I’ve upset Mark in my finale review of this novel, and realize that I didn’t truly give adequate time to the novel in my post.
Perhaps I should have made it clearer; sex was not the be-all, end-all of their relationship. In fact, it’s not all that important to them, even to Florentino, who has dreamed of this all his life.
What Marquez relates is that the withered body parts are not a turn-off, but accepted as fact. Fermina and Florentino have become accustomed to the changes brought in aging. Marquez has prepared them–and us–for the obvious by granting little expositions of their physical and mental maturity. Florentino is shaken by the sight of seeing Fermina trip on a stair in the church. He realizes as well that he may die before her, that his whole life plan can easily be thwarted by death.
Their joy in each other is surprisingly found in their conversations, their sitting silently hand in hand. This is the way they take off into the sunset, on a riverboat they see as their freedom from demands, yet knowing full well they will return home and marry. The future, what is left to them, is willingly looked forward to in spending such days together. This is what their hearts yearned for, though they didn’t realize it enough to seek it from past relationships.
Many passages in the novel reflect their ties to their environment, even while they can see it for what it is, decaying and ravaged by weather and war and man’s abuses of the land, they choose to see it better than it is–just as Florentino sees Fermina through the years.

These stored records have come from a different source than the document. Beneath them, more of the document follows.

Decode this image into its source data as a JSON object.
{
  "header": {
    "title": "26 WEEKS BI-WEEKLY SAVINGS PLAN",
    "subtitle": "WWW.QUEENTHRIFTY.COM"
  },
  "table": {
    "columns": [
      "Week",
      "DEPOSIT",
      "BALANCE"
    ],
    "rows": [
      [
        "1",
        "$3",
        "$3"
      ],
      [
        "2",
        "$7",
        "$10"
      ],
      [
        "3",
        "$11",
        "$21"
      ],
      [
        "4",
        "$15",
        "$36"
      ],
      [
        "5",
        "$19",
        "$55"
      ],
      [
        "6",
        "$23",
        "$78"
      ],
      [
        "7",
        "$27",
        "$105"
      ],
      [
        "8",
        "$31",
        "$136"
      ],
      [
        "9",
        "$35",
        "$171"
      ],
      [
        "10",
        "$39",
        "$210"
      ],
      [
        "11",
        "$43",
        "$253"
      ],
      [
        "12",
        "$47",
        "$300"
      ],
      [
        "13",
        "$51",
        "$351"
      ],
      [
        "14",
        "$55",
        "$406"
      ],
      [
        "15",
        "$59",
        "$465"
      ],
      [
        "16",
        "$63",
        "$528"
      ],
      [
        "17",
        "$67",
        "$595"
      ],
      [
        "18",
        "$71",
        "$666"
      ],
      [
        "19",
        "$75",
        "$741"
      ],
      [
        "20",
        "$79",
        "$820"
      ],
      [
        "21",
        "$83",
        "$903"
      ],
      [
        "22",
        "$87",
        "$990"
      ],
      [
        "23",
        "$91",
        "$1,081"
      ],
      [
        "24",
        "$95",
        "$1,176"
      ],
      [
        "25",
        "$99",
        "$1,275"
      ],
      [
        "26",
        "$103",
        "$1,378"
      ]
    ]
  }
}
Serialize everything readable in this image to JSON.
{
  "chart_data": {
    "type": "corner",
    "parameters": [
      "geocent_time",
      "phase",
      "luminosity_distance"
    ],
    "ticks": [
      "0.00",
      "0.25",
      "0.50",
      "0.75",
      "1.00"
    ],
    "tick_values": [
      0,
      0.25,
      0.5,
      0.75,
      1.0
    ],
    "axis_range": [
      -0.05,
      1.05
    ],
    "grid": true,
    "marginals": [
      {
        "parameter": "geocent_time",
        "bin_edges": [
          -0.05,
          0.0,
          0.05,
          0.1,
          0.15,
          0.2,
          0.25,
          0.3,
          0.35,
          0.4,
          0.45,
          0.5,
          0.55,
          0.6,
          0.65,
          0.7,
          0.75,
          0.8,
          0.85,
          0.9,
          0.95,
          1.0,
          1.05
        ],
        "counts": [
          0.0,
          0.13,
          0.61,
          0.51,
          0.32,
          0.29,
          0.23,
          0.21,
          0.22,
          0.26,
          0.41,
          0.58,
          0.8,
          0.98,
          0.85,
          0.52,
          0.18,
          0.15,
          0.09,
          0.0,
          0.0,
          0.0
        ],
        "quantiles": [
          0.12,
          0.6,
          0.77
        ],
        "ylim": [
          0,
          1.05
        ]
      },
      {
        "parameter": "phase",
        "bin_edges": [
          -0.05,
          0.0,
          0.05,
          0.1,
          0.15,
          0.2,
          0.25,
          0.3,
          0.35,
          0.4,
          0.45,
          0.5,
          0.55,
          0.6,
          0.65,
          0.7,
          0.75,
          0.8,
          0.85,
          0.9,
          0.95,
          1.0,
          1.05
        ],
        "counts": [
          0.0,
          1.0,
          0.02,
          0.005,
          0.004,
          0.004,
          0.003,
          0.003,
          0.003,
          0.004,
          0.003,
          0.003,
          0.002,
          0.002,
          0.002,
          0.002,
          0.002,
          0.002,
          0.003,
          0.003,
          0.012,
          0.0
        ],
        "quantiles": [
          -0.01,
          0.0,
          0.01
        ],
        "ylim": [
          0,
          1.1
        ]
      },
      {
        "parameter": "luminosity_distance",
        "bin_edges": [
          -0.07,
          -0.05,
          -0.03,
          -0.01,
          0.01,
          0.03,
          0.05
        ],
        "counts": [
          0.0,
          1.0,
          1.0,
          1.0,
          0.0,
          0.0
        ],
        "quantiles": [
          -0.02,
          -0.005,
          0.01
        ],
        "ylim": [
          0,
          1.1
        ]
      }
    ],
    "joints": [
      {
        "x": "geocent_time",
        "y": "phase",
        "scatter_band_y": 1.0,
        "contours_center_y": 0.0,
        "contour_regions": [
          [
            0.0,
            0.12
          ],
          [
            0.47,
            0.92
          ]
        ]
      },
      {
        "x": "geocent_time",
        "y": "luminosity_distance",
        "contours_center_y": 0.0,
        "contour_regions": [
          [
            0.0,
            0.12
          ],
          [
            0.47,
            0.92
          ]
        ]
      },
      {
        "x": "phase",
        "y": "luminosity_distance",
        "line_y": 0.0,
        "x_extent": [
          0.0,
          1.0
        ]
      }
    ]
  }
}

Why I believe that Marquez has brought these characters to a higher level is that had they married in their youth, Florentino’s determined efforts to win her and his ultimate personal success in business and life would not have been his way of life had he been with her. Fermina would not have matured into the full and loving woman she’s become. They would not have been happy together for those fifty years, I don’t think, but with what they’ve learned from life in that time, they will be.